Bypass surgery notwithstanding, heart patients could continue to suffer chest pain even a year later.
The journal Archives of Internal Medicine reported some suffered angina every day.
Those most likely to have chest pain were younger men who had undergone heart bypass operations, or men who smoked or had depressive symptoms, researchers with the Colorado University found.

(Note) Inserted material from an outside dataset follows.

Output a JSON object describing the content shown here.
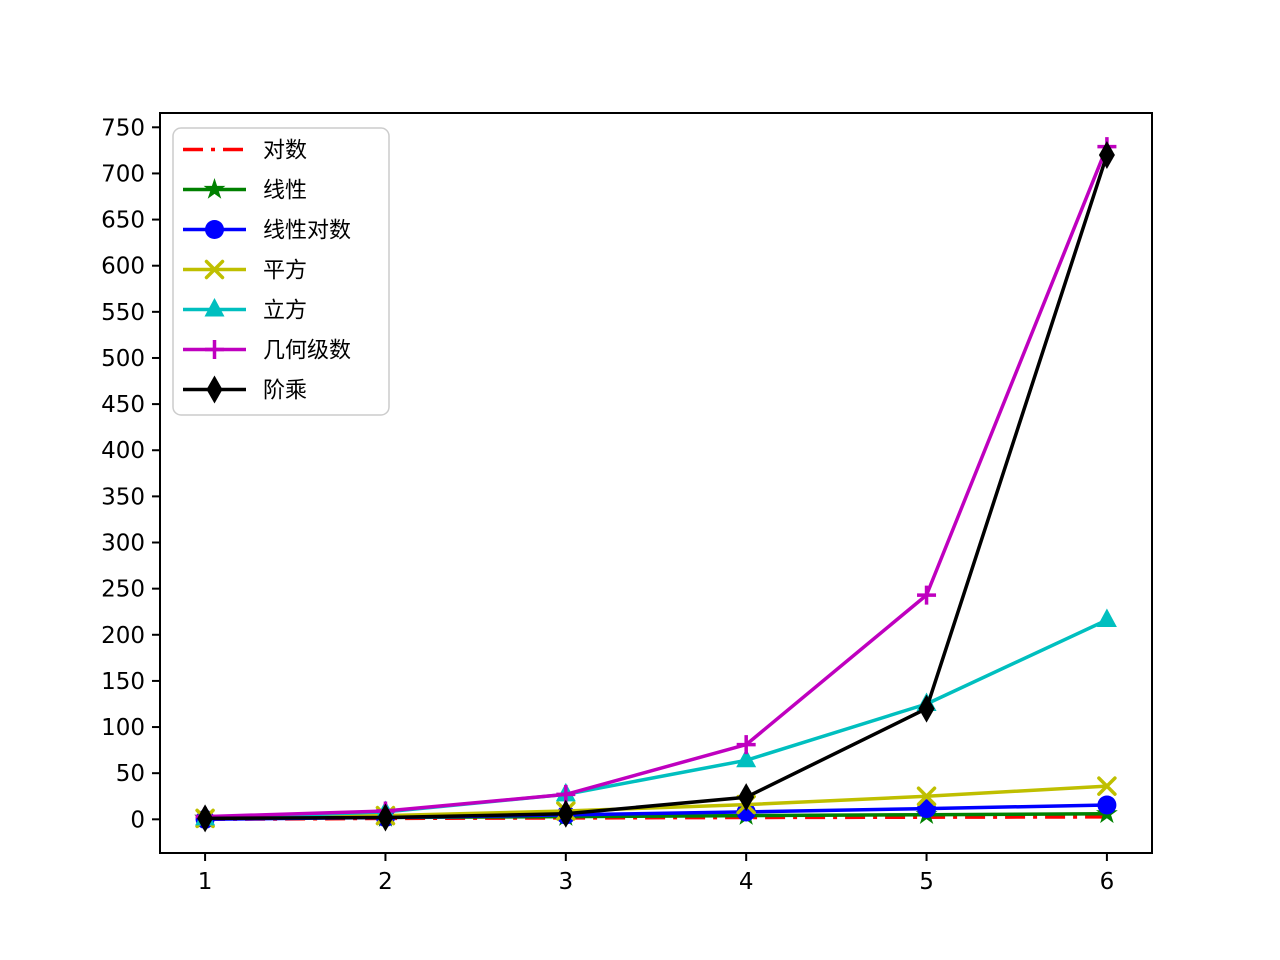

These links might help doctors monitor "at risk" patients.
Chest pain, or angina, is a common symptom of heart disease, and doctors expect some heart attack patients to continue to have it, regardless of efforts to treat their underlying disease.
Scientists at the Denver's Colorado University, and the city's Veteran's Affairs Medical Center, looked at the progress of 1,957 patients, who filled in questionnaires a year after their heart attack.
In all, 19.9% of the patients said they still had angina pain one year after their attack, and although this was once a week or less for most, 1.2% of them had daily pain.
A spokesman for the British Heart Foundation told the BBC: "This study helps us to understand what factors may cause people to experience chest pains one year after heart attack.
"Identification of these factors - for example smoking or depression - can help health professionals recognise people who may be at risk of developing this problem.
"Targeted services for these people - such as helping them quit smoking - may help to improve the quality of life and health of heart patients by alleviating or preventing angina".